Important: il faut quant même savoir que lorsque tu demandes ton extension de visa par l'intermédiaire du centre qui s'en occupe, tu ne seras plus en possession de ton passeport jusqu'à ce que la prolongation te soit accordée. Depuis les fameux événements de septembre 2007, la tendance des autorités est de garder les passeports sous le coude et les oublier dans les tiroirs et le rendre seulement après de longs mois d'attente.
"L'oiseau" = le méditant ne peut pas bouger ou s'éloigner du centre, complètement isolé du monde (dans le cas de Pa'auk à
Moulmein par exemple). S'il advient une urgence pour des raisons familiales et que vous ayez à sortir rapidement du pays, vous serez soumis aux 3 dollars d'amende par jour dépassé sur votre visa. Je connais une personne qui a dû sortir rapidement de
Birmanie pour des raisons personnelles et a dû payer quelques 600 dollars d'amende pour les jours de dépassement (alors qu'il était en attente d'un visa de séjour longue durée). Bien y réfléchir avant d'agir.

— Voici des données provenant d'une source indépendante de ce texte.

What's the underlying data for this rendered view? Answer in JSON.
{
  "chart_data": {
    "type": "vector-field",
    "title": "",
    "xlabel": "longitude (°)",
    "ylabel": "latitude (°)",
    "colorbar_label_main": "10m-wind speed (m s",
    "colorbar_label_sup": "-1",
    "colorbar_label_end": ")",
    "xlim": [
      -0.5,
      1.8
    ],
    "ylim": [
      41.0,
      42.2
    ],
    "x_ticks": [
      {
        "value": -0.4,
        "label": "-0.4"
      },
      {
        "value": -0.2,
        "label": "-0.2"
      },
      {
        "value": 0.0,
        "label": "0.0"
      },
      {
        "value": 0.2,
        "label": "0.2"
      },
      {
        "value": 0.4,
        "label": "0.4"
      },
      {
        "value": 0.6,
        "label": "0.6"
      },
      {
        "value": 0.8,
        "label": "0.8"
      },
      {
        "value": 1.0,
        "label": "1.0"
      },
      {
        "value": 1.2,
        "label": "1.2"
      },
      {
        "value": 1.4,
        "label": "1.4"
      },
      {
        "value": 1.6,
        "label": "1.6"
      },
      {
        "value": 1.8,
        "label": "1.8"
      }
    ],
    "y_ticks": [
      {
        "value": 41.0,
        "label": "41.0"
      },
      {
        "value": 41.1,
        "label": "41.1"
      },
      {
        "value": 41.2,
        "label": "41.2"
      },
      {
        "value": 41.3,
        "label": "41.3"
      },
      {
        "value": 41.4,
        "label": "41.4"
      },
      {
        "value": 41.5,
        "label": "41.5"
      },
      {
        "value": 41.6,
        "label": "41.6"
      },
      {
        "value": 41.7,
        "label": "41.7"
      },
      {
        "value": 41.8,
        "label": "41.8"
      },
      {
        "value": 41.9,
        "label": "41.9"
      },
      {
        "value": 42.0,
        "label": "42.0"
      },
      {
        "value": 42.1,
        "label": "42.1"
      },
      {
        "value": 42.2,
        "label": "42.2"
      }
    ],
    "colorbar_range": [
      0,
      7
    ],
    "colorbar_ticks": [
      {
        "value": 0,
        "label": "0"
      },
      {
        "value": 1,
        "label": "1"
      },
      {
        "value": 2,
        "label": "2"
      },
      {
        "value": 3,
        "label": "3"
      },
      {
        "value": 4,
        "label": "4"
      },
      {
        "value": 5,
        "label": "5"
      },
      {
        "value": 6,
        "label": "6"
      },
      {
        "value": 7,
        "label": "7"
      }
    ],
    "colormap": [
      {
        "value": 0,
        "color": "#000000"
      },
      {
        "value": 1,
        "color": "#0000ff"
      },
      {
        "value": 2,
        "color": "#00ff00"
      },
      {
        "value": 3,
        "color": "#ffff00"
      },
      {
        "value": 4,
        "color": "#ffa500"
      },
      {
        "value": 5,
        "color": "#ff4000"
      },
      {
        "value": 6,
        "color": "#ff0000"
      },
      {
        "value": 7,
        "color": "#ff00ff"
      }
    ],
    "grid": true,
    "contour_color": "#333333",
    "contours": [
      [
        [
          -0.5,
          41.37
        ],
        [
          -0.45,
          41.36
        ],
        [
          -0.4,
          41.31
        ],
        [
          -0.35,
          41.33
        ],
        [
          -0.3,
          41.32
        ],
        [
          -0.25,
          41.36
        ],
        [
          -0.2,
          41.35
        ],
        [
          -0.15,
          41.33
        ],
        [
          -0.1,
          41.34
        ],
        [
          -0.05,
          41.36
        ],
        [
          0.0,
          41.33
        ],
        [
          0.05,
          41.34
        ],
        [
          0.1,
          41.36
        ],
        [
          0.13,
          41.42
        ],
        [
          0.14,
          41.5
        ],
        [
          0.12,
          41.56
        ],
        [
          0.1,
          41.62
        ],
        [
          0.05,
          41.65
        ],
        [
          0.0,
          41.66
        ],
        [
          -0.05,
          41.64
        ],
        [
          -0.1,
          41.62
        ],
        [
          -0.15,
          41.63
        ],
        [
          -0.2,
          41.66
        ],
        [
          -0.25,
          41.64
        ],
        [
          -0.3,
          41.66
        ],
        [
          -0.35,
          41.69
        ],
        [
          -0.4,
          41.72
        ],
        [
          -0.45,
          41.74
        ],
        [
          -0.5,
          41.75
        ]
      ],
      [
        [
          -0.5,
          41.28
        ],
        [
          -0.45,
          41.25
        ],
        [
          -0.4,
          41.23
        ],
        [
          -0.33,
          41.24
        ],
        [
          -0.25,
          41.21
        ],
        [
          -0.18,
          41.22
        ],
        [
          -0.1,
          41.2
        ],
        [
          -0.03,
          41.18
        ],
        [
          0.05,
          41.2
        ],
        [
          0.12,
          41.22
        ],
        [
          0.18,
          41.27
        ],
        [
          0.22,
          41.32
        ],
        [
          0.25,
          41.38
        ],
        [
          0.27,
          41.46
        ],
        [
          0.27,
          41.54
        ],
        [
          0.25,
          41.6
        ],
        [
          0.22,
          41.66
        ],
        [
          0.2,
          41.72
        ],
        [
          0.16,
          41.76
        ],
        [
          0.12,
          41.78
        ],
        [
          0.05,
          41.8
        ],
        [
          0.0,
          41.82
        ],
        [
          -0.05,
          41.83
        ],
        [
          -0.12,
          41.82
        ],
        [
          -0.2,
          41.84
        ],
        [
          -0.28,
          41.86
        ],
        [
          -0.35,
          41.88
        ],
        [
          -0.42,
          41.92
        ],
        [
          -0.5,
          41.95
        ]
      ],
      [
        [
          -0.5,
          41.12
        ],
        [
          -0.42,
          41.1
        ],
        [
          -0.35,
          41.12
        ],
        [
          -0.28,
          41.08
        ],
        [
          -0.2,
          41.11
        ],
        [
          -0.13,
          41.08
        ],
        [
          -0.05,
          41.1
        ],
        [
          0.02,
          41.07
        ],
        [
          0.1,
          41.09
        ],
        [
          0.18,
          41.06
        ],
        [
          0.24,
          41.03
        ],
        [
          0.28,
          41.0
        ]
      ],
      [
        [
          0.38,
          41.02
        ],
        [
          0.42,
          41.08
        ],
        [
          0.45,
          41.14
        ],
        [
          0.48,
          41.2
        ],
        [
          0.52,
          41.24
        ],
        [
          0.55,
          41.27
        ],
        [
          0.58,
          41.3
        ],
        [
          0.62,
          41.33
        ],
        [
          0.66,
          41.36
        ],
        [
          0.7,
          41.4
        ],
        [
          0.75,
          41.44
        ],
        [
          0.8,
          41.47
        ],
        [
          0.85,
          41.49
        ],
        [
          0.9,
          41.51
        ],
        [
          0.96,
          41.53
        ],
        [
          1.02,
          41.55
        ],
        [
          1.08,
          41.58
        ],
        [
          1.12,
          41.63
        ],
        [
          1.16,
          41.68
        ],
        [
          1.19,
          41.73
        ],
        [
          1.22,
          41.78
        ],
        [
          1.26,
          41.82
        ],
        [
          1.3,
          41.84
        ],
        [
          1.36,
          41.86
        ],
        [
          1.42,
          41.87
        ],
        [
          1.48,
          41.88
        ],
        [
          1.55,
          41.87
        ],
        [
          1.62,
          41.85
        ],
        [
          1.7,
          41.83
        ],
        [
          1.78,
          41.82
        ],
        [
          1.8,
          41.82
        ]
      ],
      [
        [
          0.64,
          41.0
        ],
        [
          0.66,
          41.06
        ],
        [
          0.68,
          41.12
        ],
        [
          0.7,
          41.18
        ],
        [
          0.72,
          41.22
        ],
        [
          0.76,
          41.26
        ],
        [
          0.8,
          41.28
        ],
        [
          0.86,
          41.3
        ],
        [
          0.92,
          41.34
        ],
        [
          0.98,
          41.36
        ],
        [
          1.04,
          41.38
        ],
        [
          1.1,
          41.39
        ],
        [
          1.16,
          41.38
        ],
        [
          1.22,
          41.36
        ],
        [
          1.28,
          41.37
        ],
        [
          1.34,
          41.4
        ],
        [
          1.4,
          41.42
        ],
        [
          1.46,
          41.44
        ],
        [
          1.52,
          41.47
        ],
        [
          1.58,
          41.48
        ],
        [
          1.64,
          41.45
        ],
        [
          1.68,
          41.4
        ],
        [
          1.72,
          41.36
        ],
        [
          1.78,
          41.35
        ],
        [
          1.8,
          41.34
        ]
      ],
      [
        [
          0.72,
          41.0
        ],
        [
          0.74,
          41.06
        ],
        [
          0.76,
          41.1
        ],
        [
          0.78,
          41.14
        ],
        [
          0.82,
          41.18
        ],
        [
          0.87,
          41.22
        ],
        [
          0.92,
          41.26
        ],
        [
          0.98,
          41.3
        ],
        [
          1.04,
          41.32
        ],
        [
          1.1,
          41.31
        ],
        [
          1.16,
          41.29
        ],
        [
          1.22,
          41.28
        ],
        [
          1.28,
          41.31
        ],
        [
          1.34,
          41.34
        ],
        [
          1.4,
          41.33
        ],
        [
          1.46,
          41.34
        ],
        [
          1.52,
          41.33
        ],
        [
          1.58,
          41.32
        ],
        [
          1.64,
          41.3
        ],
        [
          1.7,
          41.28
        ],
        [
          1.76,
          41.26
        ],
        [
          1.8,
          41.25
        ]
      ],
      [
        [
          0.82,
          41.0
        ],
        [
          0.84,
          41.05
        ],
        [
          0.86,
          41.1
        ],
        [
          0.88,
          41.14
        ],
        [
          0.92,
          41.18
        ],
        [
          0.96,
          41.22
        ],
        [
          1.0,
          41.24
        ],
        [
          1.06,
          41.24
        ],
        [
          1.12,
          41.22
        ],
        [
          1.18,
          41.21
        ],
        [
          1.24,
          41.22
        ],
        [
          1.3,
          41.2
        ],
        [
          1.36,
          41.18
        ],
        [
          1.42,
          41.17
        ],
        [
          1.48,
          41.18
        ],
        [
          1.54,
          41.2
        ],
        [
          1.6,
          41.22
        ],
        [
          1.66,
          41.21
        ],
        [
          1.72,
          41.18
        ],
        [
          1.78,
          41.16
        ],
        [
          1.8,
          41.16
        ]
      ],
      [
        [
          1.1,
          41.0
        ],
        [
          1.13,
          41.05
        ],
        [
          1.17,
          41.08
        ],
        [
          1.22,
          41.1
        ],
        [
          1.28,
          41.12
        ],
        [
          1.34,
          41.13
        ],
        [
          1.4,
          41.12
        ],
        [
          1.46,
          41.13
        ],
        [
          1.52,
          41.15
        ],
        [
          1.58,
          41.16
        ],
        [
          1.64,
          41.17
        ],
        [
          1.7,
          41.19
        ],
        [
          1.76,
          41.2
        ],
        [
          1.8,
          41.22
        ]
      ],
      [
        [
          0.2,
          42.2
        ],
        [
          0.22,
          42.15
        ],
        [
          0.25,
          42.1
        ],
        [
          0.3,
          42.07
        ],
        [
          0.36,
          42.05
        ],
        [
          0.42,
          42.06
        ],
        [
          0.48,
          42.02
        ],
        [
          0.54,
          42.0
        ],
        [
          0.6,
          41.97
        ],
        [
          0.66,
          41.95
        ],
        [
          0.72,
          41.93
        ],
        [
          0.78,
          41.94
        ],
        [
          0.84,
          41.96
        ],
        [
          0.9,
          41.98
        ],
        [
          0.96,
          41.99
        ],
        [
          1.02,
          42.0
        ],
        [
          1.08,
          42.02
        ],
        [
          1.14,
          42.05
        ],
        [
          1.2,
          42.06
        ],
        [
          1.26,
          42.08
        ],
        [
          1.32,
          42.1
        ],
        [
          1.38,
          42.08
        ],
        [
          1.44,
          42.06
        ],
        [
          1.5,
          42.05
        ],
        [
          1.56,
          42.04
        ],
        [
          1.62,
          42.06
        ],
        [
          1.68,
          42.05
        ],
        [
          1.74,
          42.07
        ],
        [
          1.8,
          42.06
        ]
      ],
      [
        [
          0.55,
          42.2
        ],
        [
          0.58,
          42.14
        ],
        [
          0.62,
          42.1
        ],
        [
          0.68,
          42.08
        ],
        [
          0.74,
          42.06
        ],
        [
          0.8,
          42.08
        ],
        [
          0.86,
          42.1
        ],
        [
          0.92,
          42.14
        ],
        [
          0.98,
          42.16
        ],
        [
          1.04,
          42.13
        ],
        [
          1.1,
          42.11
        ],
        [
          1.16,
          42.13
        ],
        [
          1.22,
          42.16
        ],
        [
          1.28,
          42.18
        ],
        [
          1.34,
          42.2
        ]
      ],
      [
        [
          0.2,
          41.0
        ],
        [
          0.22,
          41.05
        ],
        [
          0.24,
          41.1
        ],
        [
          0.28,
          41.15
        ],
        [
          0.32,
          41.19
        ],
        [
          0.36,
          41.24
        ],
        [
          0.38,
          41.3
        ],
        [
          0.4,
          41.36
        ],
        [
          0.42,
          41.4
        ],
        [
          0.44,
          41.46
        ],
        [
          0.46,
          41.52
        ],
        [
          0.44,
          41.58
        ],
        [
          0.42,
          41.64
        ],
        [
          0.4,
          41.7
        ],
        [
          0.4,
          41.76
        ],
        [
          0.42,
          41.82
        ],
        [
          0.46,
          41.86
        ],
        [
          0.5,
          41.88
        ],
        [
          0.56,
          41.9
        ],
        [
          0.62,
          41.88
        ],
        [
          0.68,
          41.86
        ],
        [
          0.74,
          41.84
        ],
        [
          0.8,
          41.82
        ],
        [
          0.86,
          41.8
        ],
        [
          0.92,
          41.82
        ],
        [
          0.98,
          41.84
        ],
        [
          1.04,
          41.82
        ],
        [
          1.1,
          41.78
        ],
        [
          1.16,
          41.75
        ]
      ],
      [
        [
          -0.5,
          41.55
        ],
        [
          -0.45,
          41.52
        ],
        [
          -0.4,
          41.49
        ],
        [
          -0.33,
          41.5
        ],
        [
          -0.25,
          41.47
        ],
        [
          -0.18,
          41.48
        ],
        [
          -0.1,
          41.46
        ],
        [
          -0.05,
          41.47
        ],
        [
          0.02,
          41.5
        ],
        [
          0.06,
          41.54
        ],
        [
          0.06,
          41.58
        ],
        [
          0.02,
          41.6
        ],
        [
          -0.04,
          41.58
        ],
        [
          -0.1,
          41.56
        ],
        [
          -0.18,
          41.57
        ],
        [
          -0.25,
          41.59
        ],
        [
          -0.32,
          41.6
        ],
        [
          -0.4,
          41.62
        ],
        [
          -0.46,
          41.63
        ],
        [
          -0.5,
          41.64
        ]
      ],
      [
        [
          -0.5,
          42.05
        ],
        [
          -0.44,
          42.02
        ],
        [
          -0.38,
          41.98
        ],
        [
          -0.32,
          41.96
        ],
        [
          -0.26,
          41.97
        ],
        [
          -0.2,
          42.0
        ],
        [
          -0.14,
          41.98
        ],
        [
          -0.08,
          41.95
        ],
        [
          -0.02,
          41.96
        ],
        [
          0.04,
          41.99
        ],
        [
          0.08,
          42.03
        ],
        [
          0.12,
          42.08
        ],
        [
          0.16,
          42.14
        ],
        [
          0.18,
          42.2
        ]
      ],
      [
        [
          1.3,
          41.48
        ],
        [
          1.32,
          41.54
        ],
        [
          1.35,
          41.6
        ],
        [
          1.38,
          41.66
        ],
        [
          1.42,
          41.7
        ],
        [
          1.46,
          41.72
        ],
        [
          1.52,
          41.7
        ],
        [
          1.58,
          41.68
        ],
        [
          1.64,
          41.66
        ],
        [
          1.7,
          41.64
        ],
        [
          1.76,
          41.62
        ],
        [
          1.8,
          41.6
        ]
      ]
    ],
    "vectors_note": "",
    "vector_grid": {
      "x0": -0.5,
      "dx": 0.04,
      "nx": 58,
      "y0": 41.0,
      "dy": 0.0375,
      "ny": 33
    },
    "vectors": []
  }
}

- Tu n'es pas la première à demander ce visa de méditation (valable 8 à 12 semaines selon les pays d'origine où tu le demandes). D'autres l'ont fait. Il en résulte une difficulté croissante – selon les pressions internationales auxquelles le régime est soumis ou les circonstances – des élections sont prévues en 2010 et la junte ne tient pas à ce qu'il y ait des visiteurs occidentaux, observateurs indésirables, à cette période – pour les autres méditants qui veulent réellement aller et rester dans ces centres de méditation.
- "et si ce visa pouvait
me faire avoir des problèmes si
je voyage". Double jeu or le "je" n'existe pas (anatta). Un tel comportement désinvolte – se soucier de "soi" et de ses petits problèmes perso – fait preuve de beaucoup d'égocentrisme. Il faut savoir que ce sont davantage les locaux qui vont se faire "taper sur les doigts" à cause de vos erre (ure)ments. Dois-je le mettre sur le compte de l'insouciance ou de l'inexpérience !
- "L'ambassade – un visa s'obtient au consulat – elle (lui) m a bien précisé que je ne pourrais pas voyager... parce que sur mon visa était écrit que c t un visa méditation". Le consulat ne précisait pas cela il y a quelques années mais s'il le fait aujourd'hui, c'est que peut-être d'autres ont eu la même idée que toi et abusé de ce type de visa.
- "Or il
m a semblé avoir entendu que des personnes avait voyagé aussi avec". N'écoutez pas ce que l'on vous dit ! Faites ce que votre cœur vous souffle (Kalama sutta).
Une réponse que vous n'attendiez peut-être pas mais dont il faut tenir compte pour mieux connaître la réalité birmane.
Avec toute ma bienveillance.
vipassana.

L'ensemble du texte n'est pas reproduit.